Феликс поднял подол ее рубашки и начал медленно водить рукой по животу, спускаясь все ниже. Потом остановился. Люба пощекотала его живот. Он засмеялся:

— Ну, хватит!

— Ничего не хватит! Твоя очередь!

Феликс принялся осторожно поглаживать ее между ногами, и это было приятно. Рука его поползла выше. Ей понравилось это, хоть и не было щекотно.

— Теперь ты, — сказал Феликс, разводя ноги.

Люба повела рукой и наткнулась на что-то длинное и твердое.

— Ой, что это? — спросила она.

Феликс тяжело дышал.

— Большой палец, — ответил он.

Люба рассмеялась. Конечно, никакой это был не палец, но ей нравилось трогать это и чувствовать, как оно становится больше и тверже. Феликс взял ее руку в свою и стал водить у себя между ног вверх-вниз.

— А тебе не больно, дядя Феликс?

— Нет… нет… — выдохнул он.

«Палец» подергивался под ее рукой и делался все больше. Потом Феликс негромко застонал, и по руке у нее потекло что-то теплое.
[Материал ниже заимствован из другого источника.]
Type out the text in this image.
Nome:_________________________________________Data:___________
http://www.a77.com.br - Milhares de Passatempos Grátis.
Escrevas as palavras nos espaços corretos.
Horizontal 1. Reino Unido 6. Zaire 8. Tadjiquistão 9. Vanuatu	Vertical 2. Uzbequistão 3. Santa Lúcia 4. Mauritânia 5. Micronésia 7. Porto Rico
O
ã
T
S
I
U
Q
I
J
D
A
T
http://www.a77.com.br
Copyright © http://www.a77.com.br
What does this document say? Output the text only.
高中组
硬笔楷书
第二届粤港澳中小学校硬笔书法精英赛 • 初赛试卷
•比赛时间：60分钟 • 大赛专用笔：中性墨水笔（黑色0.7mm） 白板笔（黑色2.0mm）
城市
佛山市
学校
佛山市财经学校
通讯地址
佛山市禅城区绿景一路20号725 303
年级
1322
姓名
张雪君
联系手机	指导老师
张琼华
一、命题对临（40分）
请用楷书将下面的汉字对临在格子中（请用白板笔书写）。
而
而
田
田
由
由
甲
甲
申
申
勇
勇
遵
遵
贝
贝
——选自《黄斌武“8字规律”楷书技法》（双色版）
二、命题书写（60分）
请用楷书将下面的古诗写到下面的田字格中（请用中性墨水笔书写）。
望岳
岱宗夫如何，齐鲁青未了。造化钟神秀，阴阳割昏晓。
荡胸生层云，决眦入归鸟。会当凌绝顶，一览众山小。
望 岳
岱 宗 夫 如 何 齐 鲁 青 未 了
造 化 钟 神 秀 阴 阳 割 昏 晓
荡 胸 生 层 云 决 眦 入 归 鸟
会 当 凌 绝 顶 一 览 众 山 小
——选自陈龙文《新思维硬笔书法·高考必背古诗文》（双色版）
Феликс лежал неподвижно, а то, что она гладила, уменьшилось и стало мягким. Любу это поразило.

Феликс вытер ее пальцы о простыню, взял девочку на руки и перенес на кровать. Она сразу же заснула.

* * *

Магду через несколько дней выпустили, но милиция не потеряла надежду выведать у нее, где скрывается Адам. Этот год был ужасен: в любое время дня и ночи мог раздаться стук в дверь, а за ним следовали бесконечные допросы в отделении. Хорошо еще, Феликс никогда не отказывался посидеть с Любой, а та никогда не капризничала и не плакала.

Хотя заплакать было от чего — вокруг творилось что-то странное. Однажды, когда она с матерью шла по улице, к ним подошел сосед, секретарь местной ячейки компартии, и прошипел:

— Твой муж — изменник родины!

В другой раз какая-то женщина хлестнула ее ладонью по лицу:

— Не смей приставать к моему Яцеку!

Спустя год милиция оставила ее наконец в покое, но соседи — нет. Теперь в ход пошли самые невероятные сплетни. Магда и не пыталась опровергать их, а просто всегда следила, чтобы просторная блузка, скрадывавшая очертания ее точеного тела, была застегнута доверху, чтобы длинная юбка прятала стройные ноги, чтобы на лице не было никакой косметики, а волосы были собраны в незамысловатый пучок на затылке.

Тем не менее все соседки считали, что эта привлекательная и цветущая женщина, брошенная мужем-предателем, может разбить их семейное счастье. Магда никак не могла устроиться на работу, и если бы сестра не присылала кое-что из деревни, то им нечего было бы есть. Присылала она немного и нечасто — фруктов, овощей, иногда кусок мяса или тощего цыпленка. Дети изводили Любу, крича ей: «Твоего отца расстреляют!»

Наконец, пришло письмо от Адама. Он сидел в лагере беженцев в Турции, недалеко от Стамбула.

— Слава тебе, Господи, живой! — с радостным облегчением воскликнула Магда и прочла вслух:

Дорогие мои Магда и Люба!

Люблю вас обеих. Скоро уезжаю в Австралию. Постарайтесь как-нибудь выбраться отсюда. Мы обязательно будем вместе и заживем по-хорошему.

Всегда помнящий и любящий вас

Адам.

Она стала тормошить дочку:

— Давай-ка пораскинем мозгами, Люба. Нам, прежде всего, нужны деньги — американские доллары. Надо перебраться в большой город, вроде Гданьска или Кракова, там есть работа, туда приезжают иностранцы с деньгами. И уехать за границу оттуда легче.